Thin layers of Sn onto Cu-Zn alloy with different component ratios were processed at different temperatures. Scrupulous comparative analyses were performed by room temperature Raman spectroscopy and X-ray-diffractometry. An excess of tin on the surface results in isothermal selenization at 450 °C in the hexagonal residuals of unstable SnSe₂ in the well-crystallized Stannite — Cu₂ZnSnSe₄. In similar selenization conditions, copper-rich layers as precursors result in the Stannite phase with micro-immersions of CuSe.
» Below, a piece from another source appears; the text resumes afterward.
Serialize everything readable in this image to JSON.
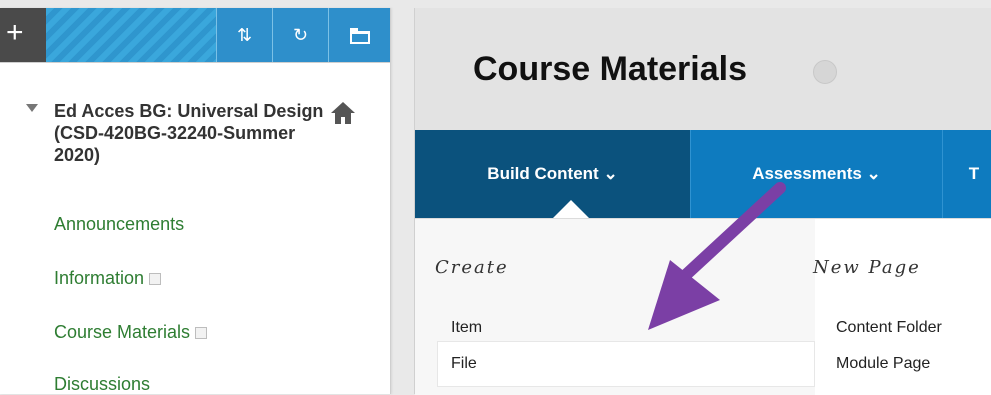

Low-temperature photoluminescence spectra of selenized films indicated to two Gaussian shaped bands at 0.81 and 1.16 eV.     

Radiative and nonradiative recombination centers in Cl and Na doped CdTe monograin powders

The wide 1.4 eV photoluminescence band, photoconductivity and dark conductivity of CdTe monograin powders were studied as a function of Na concentration. The donor-acceptor complex Na_CdCl_Te is proposed as the radiative recombination center responsible for the 1.44 eV PL band as well as for the photoconductivity. The high n-conductivity of CdTe monograins with low Na concentration is determined by the ionization of shallow Cl_Te donor defects. The sharp decrease of the conductivity (10⁷ times) in vicinity of equal concentrations of Na and Cl is due to the high level of compensation Cl_Te + e + Na_Cd ^x Na_CdCl_Te .     

CuInSe2 monograin growth in the liquid phase of potassium iodide

The results of monograin CuInSe₂ synthesis from Cu-In alloy and Se in liquid KI are presented. The amounts of CuInSe₂ and KI were nearly equal to fulfil the criterion for the monograin growth (all free volume between the particles has to be filled with liquid). All the grown powder materials with narrow-disperse granularity were chalcopyrite CuInSe₂. The grown crystallites had tetrahedral shapes and homogeneous composition. Particle size distribution was used to describe the growth process. The activation energy of linear growth of crystals was E_d = 0.25 ± 0.05 eV, and the power of time dependence of the crystal growth was l/n = 0.26 ± 0.06. The solubility of CuInSe₂ in KI at 990 K was 0.17 ± 0.05 wt. %. The solubility of potassium and iodine in CuInSe₂ at 990 K was 0.094 wt. %, and 0.0086 wt. %, respectively. As a result, homogeneous p-type CuInSe₂ monograin materials were synthesised in KI solvent.